Anisocoria together with dysconjugate gaze should prompt consideration of a lesion involving the oculomotor nerve. Loss of tonic muscle activity from the lateral rectus and superior oblique cause a downward and outward gaze. Furthermore, loss of parasympathetic tone occurs with compressive palsies of the oculomotor nerve, clinically manifesting as a mydriatic and unreactive pupil with ptosis. Given its anatomic course and proximity to other vascular and parenchymal structures, the oculomotor nerve is vulnerable to compression from many sources, including aneurysmal dilation (especially of the posterior cerebral artery), uncal herniation, and inflammation of the cavernous sinus.

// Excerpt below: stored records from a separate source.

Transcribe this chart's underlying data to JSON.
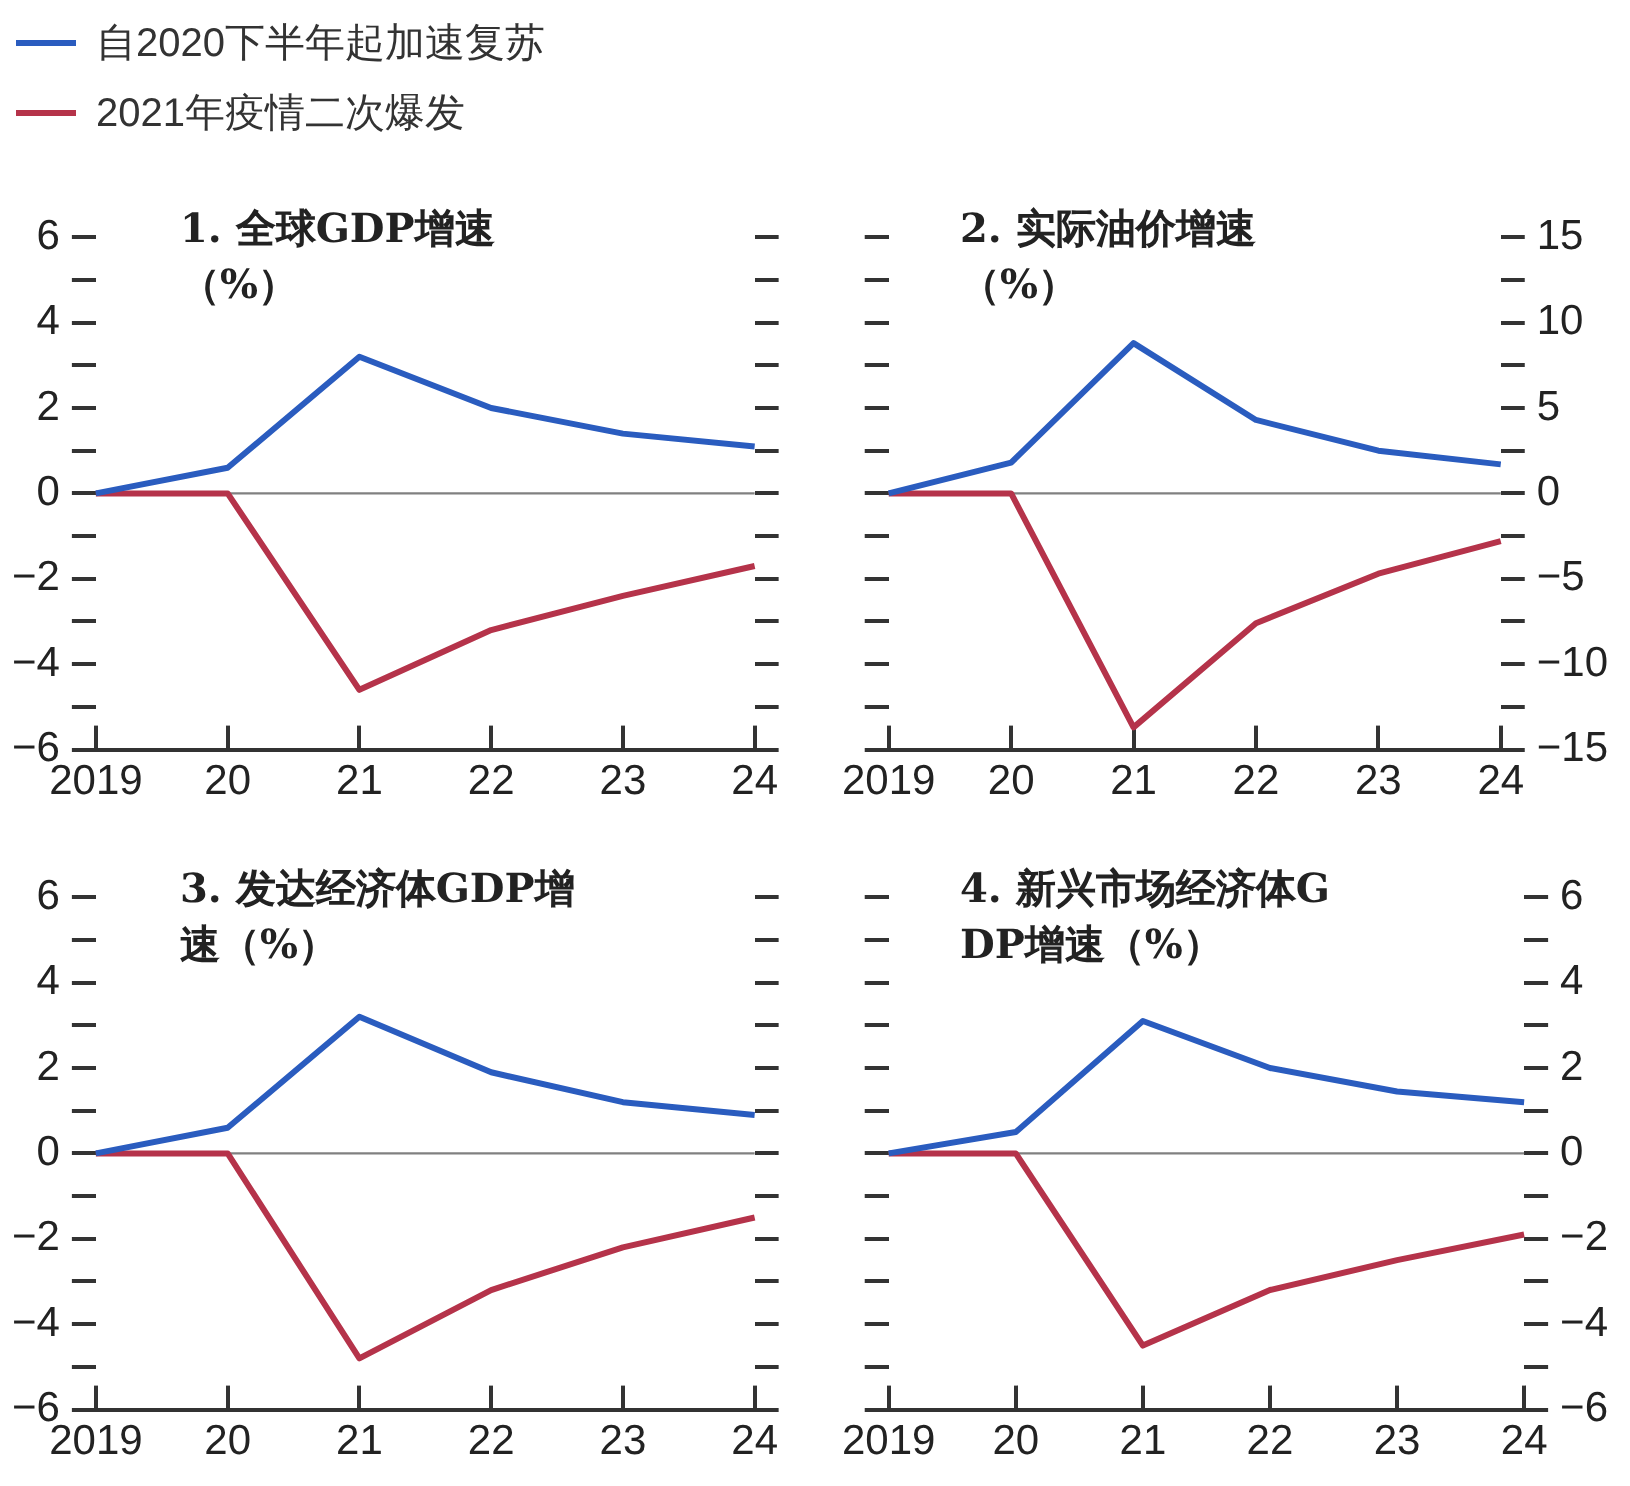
{
  "chart_data": [
    {
      "type": "line",
      "title": "1.  全球GDP增速（%）",
      "categories": [
        "2019",
        "20",
        "21",
        "22",
        "23",
        "24"
      ],
      "legend": "top left",
      "grid": false,
      "series": [
        {
          "name": "自2020下半年起加速复苏",
          "color": "#2a5cbf",
          "values": [
            0,
            0.6,
            3.2,
            2.0,
            1.4,
            1.1
          ]
        },
        {
          "name": "2021年疫情二次爆发",
          "color": "#b5334a",
          "values": [
            0,
            0,
            -4.6,
            -3.2,
            -2.4,
            -1.7
          ]
        }
      ],
      "ylim": [
        -6,
        6
      ],
      "yticks": [
        -6,
        {
          "value": -5,
          "label": null
        },
        -4,
        {
          "value": -3,
          "label": null
        },
        -2,
        {
          "value": -1,
          "label": null
        },
        0,
        {
          "value": 1,
          "label": null
        },
        2,
        {
          "value": 3,
          "label": null
        },
        4,
        {
          "value": 5,
          "label": null
        },
        6
      ],
      "ref_lines": [
        {
          "axis": "y",
          "value": 0,
          "color": "#808080"
        }
      ]
    },
    {
      "type": "line",
      "title": "2.  实际油价增速（%）",
      "categories": [
        "2019",
        "20",
        "21",
        "22",
        "23",
        "24"
      ],
      "grid": false,
      "series": [
        {
          "color": "#2a5cbf",
          "axis": "y2",
          "values": [
            0,
            1.8,
            8.8,
            4.3,
            2.5,
            1.7
          ]
        },
        {
          "color": "#b5334a",
          "axis": "y2",
          "values": [
            0,
            0,
            -13.7,
            -7.6,
            -4.7,
            -2.8
          ]
        }
      ],
      "y2lim": [
        -15,
        15
      ],
      "y2ticks": [
        -15,
        {
          "value": -12.5,
          "label": null
        },
        -10,
        {
          "value": -7.5,
          "label": null
        },
        -5,
        {
          "value": -2.5,
          "label": null
        },
        0,
        {
          "value": 2.5,
          "label": null
        },
        5,
        {
          "value": 7.5,
          "label": null
        },
        10,
        {
          "value": 12.5,
          "label": null
        },
        15
      ],
      "ref_lines": [
        {
          "axis": "y2",
          "value": 0,
          "color": "#808080"
        }
      ]
    },
    {
      "type": "line",
      "title": "3.  发达经济体GDP增速（%）",
      "categories": [
        "2019",
        "20",
        "21",
        "22",
        "23",
        "24"
      ],
      "grid": false,
      "series": [
        {
          "color": "#2a5cbf",
          "values": [
            0,
            0.6,
            3.2,
            1.9,
            1.2,
            0.9
          ]
        },
        {
          "color": "#b5334a",
          "values": [
            0,
            0,
            -4.8,
            -3.2,
            -2.2,
            -1.5
          ]
        }
      ],
      "ylim": [
        -6,
        6
      ],
      "yticks": [
        -6,
        {
          "value": -5,
          "label": null
        },
        -4,
        {
          "value": -3,
          "label": null
        },
        -2,
        {
          "value": -1,
          "label": null
        },
        0,
        {
          "value": 1,
          "label": null
        },
        2,
        {
          "value": 3,
          "label": null
        },
        4,
        {
          "value": 5,
          "label": null
        },
        6
      ],
      "ref_lines": [
        {
          "axis": "y",
          "value": 0,
          "color": "#808080"
        }
      ]
    },
    {
      "type": "line",
      "title": "4.  新兴市场经济体GDP增速（%）",
      "categories": [
        "2019",
        "20",
        "21",
        "22",
        "23",
        "24"
      ],
      "grid": false,
      "series": [
        {
          "color": "#2a5cbf",
          "axis": "y2",
          "values": [
            0,
            0.5,
            3.1,
            2.0,
            1.45,
            1.2
          ]
        },
        {
          "color": "#b5334a",
          "axis": "y2",
          "values": [
            0,
            0,
            -4.5,
            -3.2,
            -2.5,
            -1.9
          ]
        }
      ],
      "y2lim": [
        -6,
        6
      ],
      "y2ticks": [
        -6,
        {
          "value": -5,
          "label": null
        },
        -4,
        {
          "value": -3,
          "label": null
        },
        -2,
        {
          "value": -1,
          "label": null
        },
        0,
        {
          "value": 1,
          "label": null
        },
        2,
        {
          "value": 3,
          "label": null
        },
        4,
        {
          "value": 5,
          "label": null
        },
        6
      ],
      "ref_lines": [
        {
          "axis": "y2",
          "value": 0,
          "color": "#808080"
        }
      ]
    }
  ]
}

Noncontrast CT and lumbar puncture are very sensitive for making the diagnosis of sentinel bleeding within the first 24 hours,29 whereas computed tomographic angiography and magnetic resonance angiography can reliably detect unruptured aneurysms as small as 3 mm.30

Conditions that can lead to oculomotor palsy are unlikely to cause an acute gain in appendicular muscle tone, as noted by the catatonia this patient is demonstrating. Also, mass lesions or bleeding associated with oculomotor palsy is likely to cause acute loss of tone. Chronic upper-motor neuron lesions lead to spasticity rather than the waxy flexibility seen in this patient. In our patient, the findings of isolated anisocoria without further clinical evidence of oculomotor nerve compression make this diagnosis unlikely.

Toxic leukoencephalopathy

Toxic leukoencephalopathy—widespread destruction of myelin, particularly in the white matter tracts that support higher cortical functions—can be caused by antineoplastic agents, immunosuppressant agents, and industrial solvents, as well as by abuse of vaporized drugs such as heroin (“chasing the dragon”). In its mild forms it may cause behavioral disturbances or inattention. In severe forms, a neurobehavioral syndrome of akinetic mutism may be present and can mimic catatonia.31

The diagnosis is often based on the clinical history and neuroimaging, particularly MRI, which demonstrates hyperintensity of the white matter tracts in T2-weighted images.32

This patient does not have a clear history of exposure to an agent typically associated with toxic leukoencephalopathy and does not have the corroborating MRI findings to support this diagnosis.